Once finished, the GitHub Action will process all PRs to repositories across all organizations on your server. Your cm repo under the cm org should have a file directory that looks like this:

.
├─ gitstream.cm
├─ .github/
│ └─ workflows/
│ └─ gitstream.yml

GitHub Enterprise Setup

When running gitStream on GitHub Enterprise, your runners often do not have direct internet access. In that case, you must manually make the required GitHub Actions available to your runners.

  • gitStream action: linear-b/gitstream-github-action
  • Official GitHub actions such as:
    • actions/checkout
    • actions/setup-node
    • actions/github-script
    • Any other actions referenced in your workflows

You'll need to pull or mirror these actions to a location accessible to your self-hosted runners (for example, by cloning them into an internal GitHub Enterprise organization or code-hosted mirror) so the runner can resolve and execute them.


Verify

Check that everything is wired correctly
  • In LinearB, confirm the GitHub Server gitStream connection shows as connected.
  • In GitHub Server:
    • Confirm the GitHub App is installed on the target org(s) and repos.
    • Confirm each repo has:
      • A .cm file (such as .cm/gitstream.cm), and
      • A .github/workflows/gitstream.yml workflow.
  • Open a test pull request and check:
    • That the gitStream workflow runs.
    • That you see gitStream checks, labels, or comments according to your rules.

Troubleshooting

Problem Possible cause How to fix
gitStream never appears on PRs GitHub App not installed on that repo or workflow missing Verify the app installation includes the repo and confirm .github/workflows/gitstream.yml exists on the default branch.
App can’t connect to LinearB Network/firewall restrictions Ensure your GitHub Server can reach the required IPs and that the Webhook URL from LinearB is correct.
Workflow runs but no automations fire No matching rules in .cm file or misconfigured conditions Test with a simple, always-on rule and verify the .cm file is in the correct location.
Timeouts / long execution Large repos or deep history causing long clones Consider shallow clones (if supported by your setup) or limiting automations that require full history.

FAQs

Do I have to install the app on all organizations?
No. You can install it on only the orgs that use gitStream. You can expand later.
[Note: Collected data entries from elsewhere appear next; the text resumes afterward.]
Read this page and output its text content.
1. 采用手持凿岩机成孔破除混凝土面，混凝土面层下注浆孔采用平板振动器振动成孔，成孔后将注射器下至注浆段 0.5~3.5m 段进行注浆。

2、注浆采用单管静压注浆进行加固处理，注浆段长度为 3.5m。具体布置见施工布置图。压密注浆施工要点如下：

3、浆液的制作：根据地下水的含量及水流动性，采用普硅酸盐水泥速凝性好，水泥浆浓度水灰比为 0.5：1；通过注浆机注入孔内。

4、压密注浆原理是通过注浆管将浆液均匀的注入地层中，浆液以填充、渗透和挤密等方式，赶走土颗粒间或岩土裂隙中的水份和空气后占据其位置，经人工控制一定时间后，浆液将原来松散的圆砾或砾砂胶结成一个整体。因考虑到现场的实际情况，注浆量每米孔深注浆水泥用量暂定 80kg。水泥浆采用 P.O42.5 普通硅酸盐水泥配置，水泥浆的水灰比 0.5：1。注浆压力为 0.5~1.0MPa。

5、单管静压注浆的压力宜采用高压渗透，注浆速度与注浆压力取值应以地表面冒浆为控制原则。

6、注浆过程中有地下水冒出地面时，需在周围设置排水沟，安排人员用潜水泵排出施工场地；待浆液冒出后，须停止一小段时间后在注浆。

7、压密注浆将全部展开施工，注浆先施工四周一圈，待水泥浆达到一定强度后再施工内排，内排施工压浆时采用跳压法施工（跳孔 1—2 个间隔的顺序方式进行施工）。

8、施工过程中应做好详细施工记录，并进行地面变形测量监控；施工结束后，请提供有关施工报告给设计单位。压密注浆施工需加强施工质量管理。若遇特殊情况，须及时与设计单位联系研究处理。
Can I use both org-level and repo-level rules?
Yes. Org-level rules in the cm repo apply broadly. Repo-level rules override org rules when they share the same automation identifier.

Does gitStream change my code?
No. gitStream reads code and metadata to evaluate rules, then updates PR metadata (checks, labels, comments, approvals) but does not modify source files.


✅ You’ve installed gitStream on GitHub Server (custom app) and connected it to LinearB.